Unifeed
CÔTE D’IVOIRE / ELECTORAL COMMISSION
STORY : CÔTE D’IVOIRE / ELECTORAL COMMISSION
TRT: 2:30
SOURCE: UNOCI
RESTRICTIONS: NONE
LANGUAGE: FRENCH / NATS
DATELINE: 5 MARCH 2010, ABIDJAN, CÔTE D’IVOIRE
1. Various shots, headquarters of Independent Electoral Commission (IEC)
2. Med shot, application submission to new IEC President
3. SOUNDBITE (French) Youssouf Bakayoko, New President, IEC:
“Mr.
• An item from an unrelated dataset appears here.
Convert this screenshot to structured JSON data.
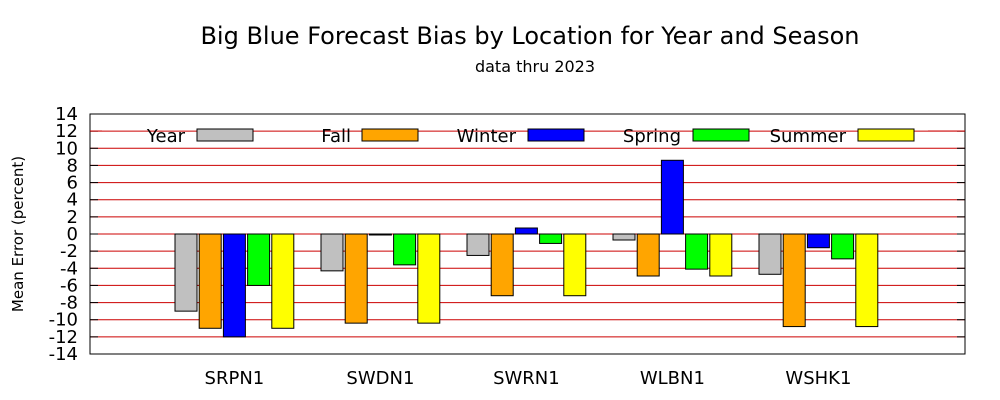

Robert Mambe Beugre we deliver today the building that has led and we will try to bring him safely.”
4. Med shot, signing books
5. SOUNDBITE (French) Youssouf Bakayoko, New President, IEC:
“All operations, all audits should also be done under the eye of converging the population and the international community.”
6. Wide shot, former IEC President meeting new IEC President
7. SOUNDBITE (French) Robert Mambe Beugre, Former President, IEC:
“Thank God for giving us help to make a little over 95% of difficult and delicate tasks listed in the electoral calendar.”
8. Various shots, IEC members
Côte d’Ivoire’s newly elected Independent Electoral Commission (CEI) officially began work on Friday (5 March) paving the way for the country’s delayed presidential elections.
The CEI’s new President, Youssouf Bakayoko, a member of the opposition Democratic Party of Ivory Coast (PDCI), replaced the outgoing President Robert Beugre Mambe.
Earlier this year, in February, Côte d’Ivoire’s President Laurent Gbagbo dissolved the old CEI and requested Prime Minister Guillaume Soro to form a new CEI causing a month-long political crisis in the country.
The CEI will work with the country’s newly formed government to organize free and fair elections to be held in two months as agreed among local parties and Blaise Compaore, President of Burkina Faso and mediator for the political crisis in Côte d’Ivoire.
CEI's new President Bakayoko added that the CEI’s operations will be open and transparent.
The new government was announced last week and includes 11 members of the opposition.